We don’t know much about Mr. Biden’s situation. We know that the cancer is aggressive, and that it has spread to his bones. This isn’t enough information to tell us when the cancer started, or how it will progress. What we do know, however, is that metastatic prostate cancer is considered treatable, but usually not curable. We also know that Mr. Biden is frail, and that frailty — an accumulated loss of resilience to bodily insult and injury — makes cancer, and cancer treatment, harder to withstand.

This isn’t unique to Mr. Biden, who is 82. It’s a fact that applies to anyone in a similar circumstance, including many of his former colleagues in Congress who continue in their roles despite advanced age and health struggles. As a palliative care doctor, I wait to discuss the prognosis until a patient is ready. But when it comes to the people running the country, these conversations should be approached with compassion, not patience. Avoiding a clear understanding of what a health change might mean is an evasion of responsibility.

That’s the real connection between Mr. Biden’s diagnosis and the concerns about his gait, cognitive lapses and reported fatigue. The cancer news doesn’t tell us much about what caused Mr. Biden’s decline, or imply that a diagnosis was covered up. Rather, it gives us insight into how he might fare through serious illness.

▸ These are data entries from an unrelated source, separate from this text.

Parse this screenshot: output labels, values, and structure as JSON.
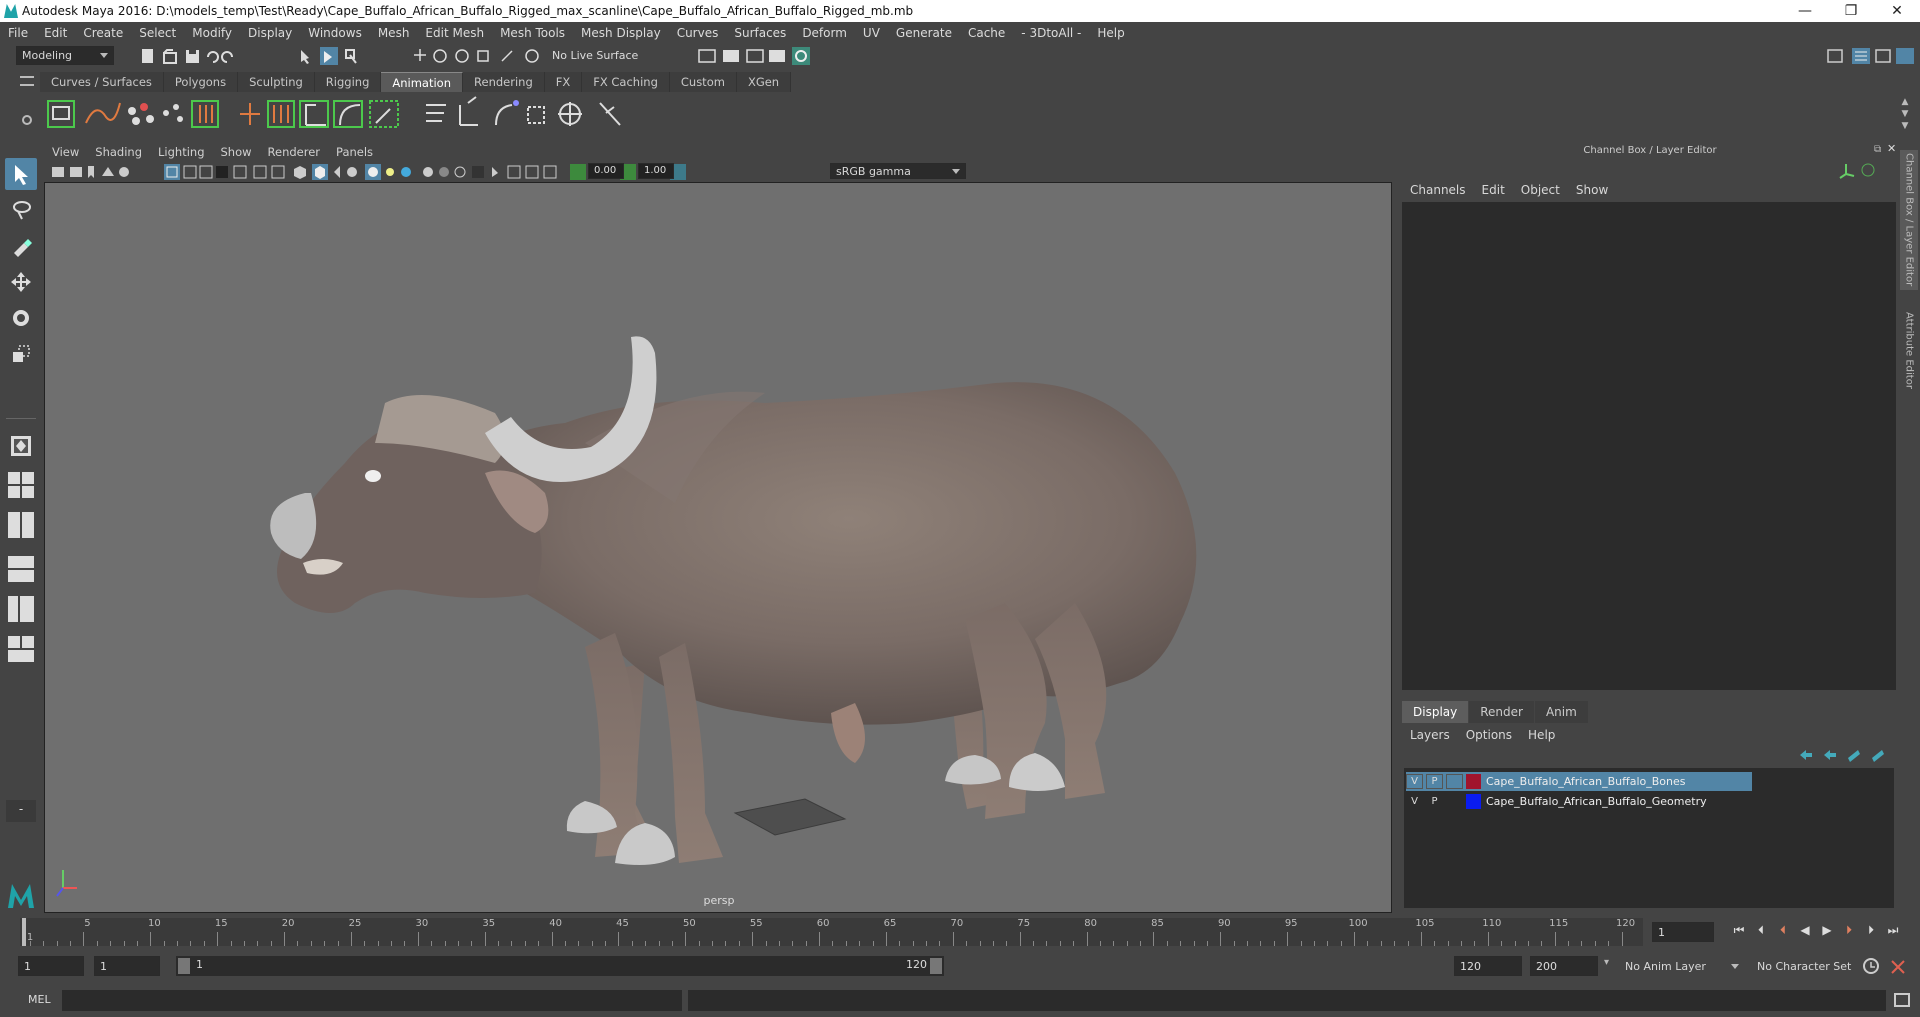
{
  "window": {
    "title": "Autodesk Maya 2016: D:\\models_temp\\Test\\Ready\\Cape_Buffalo_African_Buffalo_Rigged_max_scanline\\Cape_Buffalo_African_Buffalo_Rigged_mb.mb",
    "minimize": "—",
    "restore": "❐",
    "close": "✕"
  },
  "menubar": [
    "File",
    "Edit",
    "Create",
    "Select",
    "Modify",
    "Display",
    "Windows",
    "Mesh",
    "Edit Mesh",
    "Mesh Tools",
    "Mesh Display",
    "Curves",
    "Surfaces",
    "Deform",
    "UV",
    "Generate",
    "Cache",
    "- 3DtoAll -",
    "Help"
  ],
  "statusline": {
    "mode": "Modeling",
    "live_surface": "No Live Surface"
  },
  "shelf": {
    "tabs": [
      "Curves / Surfaces",
      "Polygons",
      "Sculpting",
      "Rigging",
      "Animation",
      "Rendering",
      "FX",
      "FX Caching",
      "Custom",
      "XGen"
    ],
    "active_tab": "Animation"
  },
  "viewport": {
    "menu": [
      "View",
      "Shading",
      "Lighting",
      "Show",
      "Renderer",
      "Panels"
    ],
    "exposure": "0.00",
    "gamma": "1.00",
    "color_space": "sRGB gamma",
    "camera": "persp"
  },
  "right_panel": {
    "title": "Channel Box / Layer Editor",
    "menu": [
      "Channels",
      "Edit",
      "Object",
      "Show"
    ],
    "side_tabs": [
      "Channel Box / Layer Editor",
      "Attribute Editor"
    ],
    "layer_tabs": [
      "Display",
      "Render",
      "Anim"
    ],
    "active_layer_tab": "Display",
    "layer_menu": [
      "Layers",
      "Options",
      "Help"
    ],
    "layers": [
      {
        "v": "V",
        "p": "P",
        "color": "#a0142d",
        "name": "Cape_Buffalo_African_Buffalo_Bones",
        "selected": true
      },
      {
        "v": "V",
        "p": "P",
        "color": "#0a1cf0",
        "name": "Cape_Buffalo_African_Buffalo_Geometry",
        "selected": false
      }
    ]
  },
  "timeline": {
    "start_label": "1",
    "ticks": [
      "5",
      "10",
      "15",
      "20",
      "25",
      "30",
      "35",
      "40",
      "45",
      "50",
      "55",
      "60",
      "65",
      "70",
      "75",
      "80",
      "85",
      "90",
      "95",
      "100",
      "105",
      "110",
      "115",
      "120"
    ],
    "current_frame": "1"
  },
  "range": {
    "start": "1",
    "playback_start": "1",
    "slider_start": "1",
    "slider_end": "120",
    "playback_end": "120",
    "end": "200",
    "anim_layer": "No Anim Layer",
    "character_set": "No Character Set"
  },
  "command_line": {
    "label": "MEL"
  },
  "colors": {
    "accent_blue": "#5285a6",
    "viewport_bg": "#6f6f6f",
    "selected_layer": "#5285a6"
  }
}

A person’s prognosis, whether they have aggressive cancer or another disease, is informed by their overall health, the treatment they receive, their ability to tolerate that treatment, and, importantly, their priorities. I saw a patient this week who plans to decline cancer treatment in favor of traveling to his home country to spend time with his family. As a result, his life expectancy is shorter than it might be. His decision is not wrong; it’s extremely personal.

Being able to make such a choice requires forthright information from one’s physicians, and a willingness to hear that information. It’s true that there are many 82-year-old men with metastatic prostate cancer who might reasonably expect to live for years to come — to die with cancer, not from cancer. Mr. Biden might die of some other cause. Medicine has made incredible strides in the past decade in treating metastatic cancers and mitigating the harms of cancer therapies. This is especially true of prostate cancer.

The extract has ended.